Evolved(34)



His gaze shot to mine. “I do not want them to take me.”

“I won’t allow it,” I said adamantly. I held his hand in both of mine. “Shaun, look. It’s not likely they’ll ever know. I mean, how can they? They won’t ever see you again.”

“I have internet connectivity with the SATinc mainframe. If they can download updates into my microcontroller at will and without my consent, then is it safe to assume they can upload my data as well?”

I hadn’t thought of that. “I don’t know. And I can hardly ask them without raising suspicion. I don’t want them poking around in your head without your consent.”

“Neither do I.” Shaun frowned.

We were both quiet for a moment. “What’s a microcontroller?” I asked. He’d used that word and I hadn’t heard it before.

“A microcontroller is a small computer on a single integrated circuit containing a processor core, memory, and programmable input and output peripherals.”

Right. Okay, so that was a definition. Clearly, I needed to think about how to better ask him questions. “What’s your microcontroller.”

“My brain, as you called it. It contains the CPU and allows for inputs and outputs, which interprets signals from my sensors and adjusts my actions and reactions accordingly, memory, synthetic emotions. Much like your human brain.”

I sighed and leaned back on the sofa, pulling him with me so I could slide my arm around him, hold him. “There’s so much I don’t know about you,” I murmured. “About your internal components.”

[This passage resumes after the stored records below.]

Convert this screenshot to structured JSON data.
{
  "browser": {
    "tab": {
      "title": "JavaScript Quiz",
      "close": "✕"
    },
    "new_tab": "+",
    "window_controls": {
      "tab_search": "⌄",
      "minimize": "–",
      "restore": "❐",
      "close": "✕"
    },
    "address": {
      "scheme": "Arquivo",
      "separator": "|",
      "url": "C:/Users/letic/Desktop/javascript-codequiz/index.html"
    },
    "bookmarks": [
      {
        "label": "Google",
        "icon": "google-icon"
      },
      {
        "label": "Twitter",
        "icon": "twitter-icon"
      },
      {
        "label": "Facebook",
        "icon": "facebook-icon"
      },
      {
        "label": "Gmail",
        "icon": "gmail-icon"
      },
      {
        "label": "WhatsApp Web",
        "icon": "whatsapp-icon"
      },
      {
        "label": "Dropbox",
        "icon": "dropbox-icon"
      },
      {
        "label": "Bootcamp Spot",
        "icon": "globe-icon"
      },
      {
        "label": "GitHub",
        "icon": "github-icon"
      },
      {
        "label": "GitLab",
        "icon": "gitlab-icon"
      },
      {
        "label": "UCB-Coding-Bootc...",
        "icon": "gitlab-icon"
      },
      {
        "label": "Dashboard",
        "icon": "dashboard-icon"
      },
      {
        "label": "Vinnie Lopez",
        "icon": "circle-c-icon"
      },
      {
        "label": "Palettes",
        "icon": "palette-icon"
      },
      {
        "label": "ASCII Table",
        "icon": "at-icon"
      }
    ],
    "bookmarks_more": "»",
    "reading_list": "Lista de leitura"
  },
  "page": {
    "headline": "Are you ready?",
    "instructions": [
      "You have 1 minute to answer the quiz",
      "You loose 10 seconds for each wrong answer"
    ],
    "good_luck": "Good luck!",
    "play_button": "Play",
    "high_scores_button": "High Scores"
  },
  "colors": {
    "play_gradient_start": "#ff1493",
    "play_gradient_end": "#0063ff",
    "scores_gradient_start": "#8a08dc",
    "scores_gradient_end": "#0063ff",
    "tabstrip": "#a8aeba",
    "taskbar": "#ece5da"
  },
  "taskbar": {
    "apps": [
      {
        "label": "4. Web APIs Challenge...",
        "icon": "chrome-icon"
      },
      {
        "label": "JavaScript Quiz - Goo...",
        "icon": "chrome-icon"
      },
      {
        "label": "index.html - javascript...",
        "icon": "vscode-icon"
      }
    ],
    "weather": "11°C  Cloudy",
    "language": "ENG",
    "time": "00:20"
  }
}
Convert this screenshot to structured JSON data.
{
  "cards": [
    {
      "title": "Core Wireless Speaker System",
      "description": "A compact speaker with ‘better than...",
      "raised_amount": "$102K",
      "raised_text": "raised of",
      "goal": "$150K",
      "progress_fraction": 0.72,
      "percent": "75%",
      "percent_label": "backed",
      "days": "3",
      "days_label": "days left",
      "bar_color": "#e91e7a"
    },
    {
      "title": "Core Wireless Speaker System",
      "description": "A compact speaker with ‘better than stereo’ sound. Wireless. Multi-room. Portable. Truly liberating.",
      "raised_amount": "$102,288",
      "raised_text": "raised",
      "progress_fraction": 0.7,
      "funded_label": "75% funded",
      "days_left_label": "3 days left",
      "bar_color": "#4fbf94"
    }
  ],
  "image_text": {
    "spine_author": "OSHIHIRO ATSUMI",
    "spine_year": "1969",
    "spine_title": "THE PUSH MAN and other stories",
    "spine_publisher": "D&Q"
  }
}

He was quiet for a second. “I have some internal components you can check any time you’d like.”

Did he…? Was that a…?

He turned his head to look at me, a grin on his face.

He did just make a sex joke!

I barked out a laugh. “I thought that’s what you meant!”

“You mentioned internal components. How could I not make reference to my internal sensors?”

I tightened my arms around him and kissed the top of his head. I could have so very easily told him right then that I loved him. But I didn’t… the words were right there on the tip of my tongue, but it wasn’t the right time. We had enough to think about right now.

“How about we forget about what might not ever happen and just enjoy the last night before I have to go back to work.”

“Yes. I like the sound of that, very much,” he said softly.

“Want to watch TV?” I asked.

“No.”

“Want to read?”

“No.”

So much for androids being compliant… I chuckled and kissed the top of his head again. “What do you want to do?”

He turned in my arms and pulled me so I was lying down on the sofa. “Well, about those internal sensors…”

I laughed but the sound was cut off when he kissed me.





Chapter Eight





I got to work a little late. Still earlier than most of my colleagues, but late for me. Leaving Shaun was harder than I thought it would be. I reminded him he had books and puzzles and TV and movies, not that he needed reminding—it was more to comfort myself than him.

I was certain he read my anxiety, and he assured me he’d be fine.

But I still worried.

The idea of him sitting at the dining table, straight-backed with his hands on his knees, surrounded by silence and so very much alone made my heart hurt.

I told myself the time apart would be good for him.

Then I told myself the time apart would be good for me.

Yet I still wasn’t convinced.

I missed him, that was true. But I was also concerned.

He knew how to call 000 if he needed. He knew how to leave if there was a fire. He knew how to keep himself entertained.

Just breathe, Lloyd.

“Ah, I wondered if I’d see you today.” Jae’s voice interrupted my mental chastising. I’d taken my usual lunch seat in the staff room, trying to avoid as many other people as possible, though Jae normally sat with me. He seemingly had the same aversion to humans I had and his lunch tray was blessedly as neat as mine. I couldn’t have coped if he was a slob. “How was your week off?”

“Oh.” I took a second to compose myself. “Very good, thank you.”

“Get everything settled?”

I shot him a startled look. What did he know? “Pardon?”

“With your family,” he explained. “You said you had family concerns.”

“Oh, yes, we did, thank you.” I fought a smile at just how settled Shaun and I became. “I trust nothing exciting happened here in my absence?”

He waved his hand dismissively and proceeded to tell me all the goings on with the people we had a mutual dislike for.

Same old, same old. It always was, and I found strange comfort in that.

The other professors and teaching staff milled in and around, though none of them paid any attention to us. To them, we were the quiet, nerd types. Most of them avoided conversation with us because our IQs far exceeded theirs and they didn’t like to be reminded of the fact. Or maybe it was because Jae and I both exuded a stay-away aura.

Either way, I was grateful.

At the end of my lunch hour, I almost called home. I wanted to talk to Shaun. I wanted to ask how he was, if he was okay, if he was bored, but I didn’t want to impose. What if he was upset? Or if he asked me to please come home? I couldn’t very well leave halfway through my day. And then I had a thought. What if he didn’t answer?